Carnival does not appear to relate to the above-mentioned celebrations (let us remember that the Carnival period is established by the lunar calendar). However, events that take place close in time, popular traditions in particular, tend to present mixed features.
In fact, the feast of Saint Agatha does bear some kind of connection with carnivalization: the impotant role played by the youth, the acceptance of law-breaking, the use of masks or other articles and garments in some localities…
As we already explained, the Carnival season is determined by Easter Sunday, Pazko-eguna, and Ash Wednesday, Hausterre. Ash Wednesday, as the name indicates, always falls on a Wednesday, and Ash Wednesday eve is Shrove Tuesday, Astearte-inautea, the main Carnival day. Nevertheless, Shrove Monday, Astelehen-inautea, and Shrove Monday eve, Igande-inautea, have also carried significant weight.
Apart from acts on the principal Carnival days, there are other customs, though they feature less strongly. In Bizkaia, for instance, a local custom has been preserved on the Sunday previous to Shrove Monday eve. On this day children, young people and adults go in groups on a little outing to the woods or mountains in the village. The occasion is named Basaratoste. A place to settle down is chosen, branches and logs are collected, and a nice fire is lit. Sausages and pork meat are speared in sticks and barbequed. The barbeque itself is called txitxiburruntzi. In some places the barbeque is held on the Thursday before Shrove Tuesday.
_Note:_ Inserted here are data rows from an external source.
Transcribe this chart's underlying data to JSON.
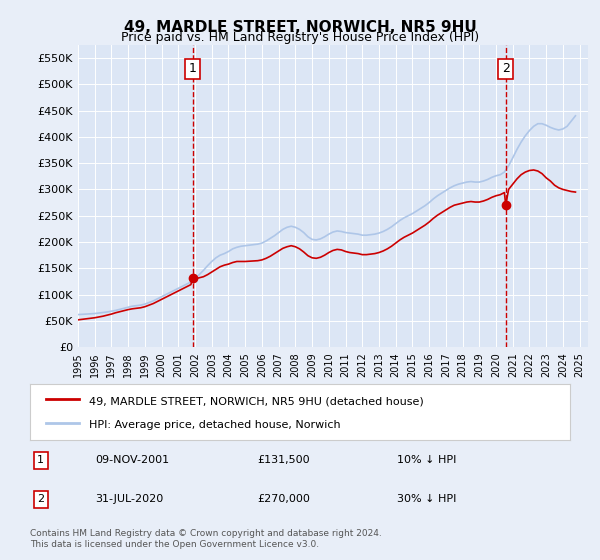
{
  "title": "49, MARDLE STREET, NORWICH, NR5 9HU",
  "subtitle": "Price paid vs. HM Land Registry's House Price Index (HPI)",
  "bg_color": "#e8eef8",
  "plot_bg_color": "#dce6f5",
  "ylim": [
    0,
    575000
  ],
  "yticks": [
    0,
    50000,
    100000,
    150000,
    200000,
    250000,
    300000,
    350000,
    400000,
    450000,
    500000,
    550000
  ],
  "ylabel_format": "£{0}K",
  "xstart_year": 1995,
  "xend_year": 2025,
  "legend_entry1": "49, MARDLE STREET, NORWICH, NR5 9HU (detached house)",
  "legend_entry2": "HPI: Average price, detached house, Norwich",
  "transaction1_label": "1",
  "transaction1_date": "09-NOV-2001",
  "transaction1_price": "£131,500",
  "transaction1_pct": "10% ↓ HPI",
  "transaction1_year": 2001.85,
  "transaction1_value": 131500,
  "transaction2_label": "2",
  "transaction2_date": "31-JUL-2020",
  "transaction2_price": "£270,000",
  "transaction2_pct": "30% ↓ HPI",
  "transaction2_year": 2020.58,
  "transaction2_value": 270000,
  "footer": "Contains HM Land Registry data © Crown copyright and database right 2024.\nThis data is licensed under the Open Government Licence v3.0.",
  "hpi_color": "#aec6e8",
  "price_color": "#cc0000",
  "vline_color": "#cc0000",
  "marker_color": "#cc0000",
  "hpi_data": [
    [
      1995.0,
      62000
    ],
    [
      1995.25,
      62500
    ],
    [
      1995.5,
      63000
    ],
    [
      1995.75,
      63500
    ],
    [
      1996.0,
      64000
    ],
    [
      1996.25,
      65000
    ],
    [
      1996.5,
      66000
    ],
    [
      1996.75,
      67000
    ],
    [
      1997.0,
      68500
    ],
    [
      1997.25,
      70000
    ],
    [
      1997.5,
      72000
    ],
    [
      1997.75,
      74000
    ],
    [
      1998.0,
      76000
    ],
    [
      1998.25,
      78000
    ],
    [
      1998.5,
      79000
    ],
    [
      1998.75,
      80000
    ],
    [
      1999.0,
      82000
    ],
    [
      1999.25,
      85000
    ],
    [
      1999.5,
      88000
    ],
    [
      1999.75,
      92000
    ],
    [
      2000.0,
      96000
    ],
    [
      2000.25,
      100000
    ],
    [
      2000.5,
      104000
    ],
    [
      2000.75,
      108000
    ],
    [
      2001.0,
      112000
    ],
    [
      2001.25,
      116000
    ],
    [
      2001.5,
      120000
    ],
    [
      2001.75,
      124000
    ],
    [
      2002.0,
      130000
    ],
    [
      2002.25,
      138000
    ],
    [
      2002.5,
      146000
    ],
    [
      2002.75,
      155000
    ],
    [
      2003.0,
      163000
    ],
    [
      2003.25,
      170000
    ],
    [
      2003.5,
      175000
    ],
    [
      2003.75,
      178000
    ],
    [
      2004.0,
      182000
    ],
    [
      2004.25,
      187000
    ],
    [
      2004.5,
      190000
    ],
    [
      2004.75,
      192000
    ],
    [
      2005.0,
      193000
    ],
    [
      2005.25,
      194000
    ],
    [
      2005.5,
      195000
    ],
    [
      2005.75,
      196000
    ],
    [
      2006.0,
      198000
    ],
    [
      2006.25,
      202000
    ],
    [
      2006.5,
      207000
    ],
    [
      2006.75,
      212000
    ],
    [
      2007.0,
      218000
    ],
    [
      2007.25,
      224000
    ],
    [
      2007.5,
      228000
    ],
    [
      2007.75,
      230000
    ],
    [
      2008.0,
      228000
    ],
    [
      2008.25,
      224000
    ],
    [
      2008.5,
      218000
    ],
    [
      2008.75,
      210000
    ],
    [
      2009.0,
      205000
    ],
    [
      2009.25,
      204000
    ],
    [
      2009.5,
      206000
    ],
    [
      2009.75,
      210000
    ],
    [
      2010.0,
      215000
    ],
    [
      2010.25,
      219000
    ],
    [
      2010.5,
      221000
    ],
    [
      2010.75,
      220000
    ],
    [
      2011.0,
      218000
    ],
    [
      2011.25,
      217000
    ],
    [
      2011.5,
      216000
    ],
    [
      2011.75,
      215000
    ],
    [
      2012.0,
      213000
    ],
    [
      2012.25,
      213000
    ],
    [
      2012.5,
      214000
    ],
    [
      2012.75,
      215000
    ],
    [
      2013.0,
      217000
    ],
    [
      2013.25,
      220000
    ],
    [
      2013.5,
      224000
    ],
    [
      2013.75,
      229000
    ],
    [
      2014.0,
      235000
    ],
    [
      2014.25,
      241000
    ],
    [
      2014.5,
      246000
    ],
    [
      2014.75,
      250000
    ],
    [
      2015.0,
      254000
    ],
    [
      2015.25,
      259000
    ],
    [
      2015.5,
      264000
    ],
    [
      2015.75,
      269000
    ],
    [
      2016.0,
      275000
    ],
    [
      2016.25,
      282000
    ],
    [
      2016.5,
      288000
    ],
    [
      2016.75,
      293000
    ],
    [
      2017.0,
      298000
    ],
    [
      2017.25,
      303000
    ],
    [
      2017.5,
      307000
    ],
    [
      2017.75,
      310000
    ],
    [
      2018.0,
      312000
    ],
    [
      2018.25,
      314000
    ],
    [
      2018.5,
      315000
    ],
    [
      2018.75,
      314000
    ],
    [
      2019.0,
      314000
    ],
    [
      2019.25,
      316000
    ],
    [
      2019.5,
      319000
    ],
    [
      2019.75,
      323000
    ],
    [
      2020.0,
      326000
    ],
    [
      2020.25,
      328000
    ],
    [
      2020.5,
      333000
    ],
    [
      2020.75,
      345000
    ],
    [
      2021.0,
      360000
    ],
    [
      2021.25,
      376000
    ],
    [
      2021.5,
      390000
    ],
    [
      2021.75,
      402000
    ],
    [
      2022.0,
      412000
    ],
    [
      2022.25,
      420000
    ],
    [
      2022.5,
      425000
    ],
    [
      2022.75,
      425000
    ],
    [
      2023.0,
      422000
    ],
    [
      2023.25,
      418000
    ],
    [
      2023.5,
      415000
    ],
    [
      2023.75,
      413000
    ],
    [
      2024.0,
      415000
    ],
    [
      2024.25,
      420000
    ],
    [
      2024.5,
      430000
    ],
    [
      2024.75,
      440000
    ]
  ],
  "price_data": [
    [
      1995.0,
      52000
    ],
    [
      1995.25,
      53000
    ],
    [
      1995.5,
      54000
    ],
    [
      1995.75,
      55000
    ],
    [
      1996.0,
      56000
    ],
    [
      1996.25,
      57500
    ],
    [
      1996.5,
      59000
    ],
    [
      1996.75,
      61000
    ],
    [
      1997.0,
      63000
    ],
    [
      1997.25,
      65500
    ],
    [
      1997.5,
      67500
    ],
    [
      1997.75,
      69500
    ],
    [
      1998.0,
      71500
    ],
    [
      1998.25,
      73000
    ],
    [
      1998.5,
      74000
    ],
    [
      1998.75,
      75000
    ],
    [
      1999.0,
      77000
    ],
    [
      1999.25,
      80000
    ],
    [
      1999.5,
      83000
    ],
    [
      1999.75,
      87000
    ],
    [
      2000.0,
      91000
    ],
    [
      2000.25,
      95000
    ],
    [
      2000.5,
      99000
    ],
    [
      2000.75,
      103000
    ],
    [
      2001.0,
      107000
    ],
    [
      2001.25,
      111000
    ],
    [
      2001.5,
      115000
    ],
    [
      2001.75,
      119000
    ],
    [
      2001.85,
      131500
    ],
    [
      2002.0,
      130000
    ],
    [
      2002.25,
      132000
    ],
    [
      2002.5,
      134000
    ],
    [
      2002.75,
      138000
    ],
    [
      2003.0,
      143000
    ],
    [
      2003.25,
      148000
    ],
    [
      2003.5,
      153000
    ],
    [
      2003.75,
      156000
    ],
    [
      2004.0,
      158000
    ],
    [
      2004.25,
      161000
    ],
    [
      2004.5,
      163000
    ],
    [
      2004.75,
      163000
    ],
    [
      2005.0,
      163000
    ],
    [
      2005.25,
      163500
    ],
    [
      2005.5,
      164000
    ],
    [
      2005.75,
      164500
    ],
    [
      2006.0,
      166000
    ],
    [
      2006.25,
      169000
    ],
    [
      2006.5,
      173000
    ],
    [
      2006.75,
      178000
    ],
    [
      2007.0,
      183000
    ],
    [
      2007.25,
      188000
    ],
    [
      2007.5,
      191000
    ],
    [
      2007.75,
      193000
    ],
    [
      2008.0,
      191000
    ],
    [
      2008.25,
      187000
    ],
    [
      2008.5,
      181000
    ],
    [
      2008.75,
      174000
    ],
    [
      2009.0,
      170000
    ],
    [
      2009.25,
      169000
    ],
    [
      2009.5,
      171000
    ],
    [
      2009.75,
      175000
    ],
    [
      2010.0,
      180000
    ],
    [
      2010.25,
      184000
    ],
    [
      2010.5,
      186000
    ],
    [
      2010.75,
      185000
    ],
    [
      2011.0,
      182000
    ],
    [
      2011.25,
      180000
    ],
    [
      2011.5,
      179000
    ],
    [
      2011.75,
      178000
    ],
    [
      2012.0,
      176000
    ],
    [
      2012.25,
      176000
    ],
    [
      2012.5,
      177000
    ],
    [
      2012.75,
      178000
    ],
    [
      2013.0,
      180000
    ],
    [
      2013.25,
      183000
    ],
    [
      2013.5,
      187000
    ],
    [
      2013.75,
      192000
    ],
    [
      2014.0,
      198000
    ],
    [
      2014.25,
      204000
    ],
    [
      2014.5,
      209000
    ],
    [
      2014.75,
      213000
    ],
    [
      2015.0,
      217000
    ],
    [
      2015.25,
      222000
    ],
    [
      2015.5,
      227000
    ],
    [
      2015.75,
      232000
    ],
    [
      2016.0,
      238000
    ],
    [
      2016.25,
      245000
    ],
    [
      2016.5,
      251000
    ],
    [
      2016.75,
      256000
    ],
    [
      2017.0,
      261000
    ],
    [
      2017.25,
      266000
    ],
    [
      2017.5,
      270000
    ],
    [
      2017.75,
      272000
    ],
    [
      2018.0,
      274000
    ],
    [
      2018.25,
      276000
    ],
    [
      2018.5,
      277000
    ],
    [
      2018.75,
      276000
    ],
    [
      2019.0,
      276000
    ],
    [
      2019.25,
      278000
    ],
    [
      2019.5,
      281000
    ],
    [
      2019.75,
      285000
    ],
    [
      2020.0,
      288000
    ],
    [
      2020.25,
      290000
    ],
    [
      2020.5,
      294000
    ],
    [
      2020.58,
      270000
    ],
    [
      2020.75,
      300000
    ],
    [
      2021.0,
      310000
    ],
    [
      2021.25,
      320000
    ],
    [
      2021.5,
      328000
    ],
    [
      2021.75,
      333000
    ],
    [
      2022.0,
      336000
    ],
    [
      2022.25,
      337000
    ],
    [
      2022.5,
      335000
    ],
    [
      2022.75,
      330000
    ],
    [
      2023.0,
      322000
    ],
    [
      2023.25,
      316000
    ],
    [
      2023.5,
      308000
    ],
    [
      2023.75,
      303000
    ],
    [
      2024.0,
      300000
    ],
    [
      2024.25,
      298000
    ],
    [
      2024.5,
      296000
    ],
    [
      2024.75,
      295000
    ]
  ]
}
The Thursday before Shrove Tuesday is generally known as Eguen Zuri. It used to be an exceptional day for children above all. In some areas of Nafarroa, namely in Baztan and neighbouring communities, the feast ran during three consecutive Thursdays.
A fortnight before the Thursday preceding Shrove Tuesday, Gizakunde, women presented the men with a gift, and young girls were also allowed to ask young boys to be treated to some kind of reward (the girl would hold the boy by the shoulder and ask him what he offered her, Zer agintzen didazu?).
The following Thursday was Emakunde or Andrakunde. Women performed a special dance with their husbands, and young girls received presents and danced with a partner of their choice.
Orakunde was celebrated a week after. As the name suggests, it was a day devoted to every villager, but children played the leading part. In many villages of Nafarroa, children would come out to the street wearing the masks and garments that adults meant to put on during the following days. Likewise, the Oilar-jokoa or cock game was held on this day.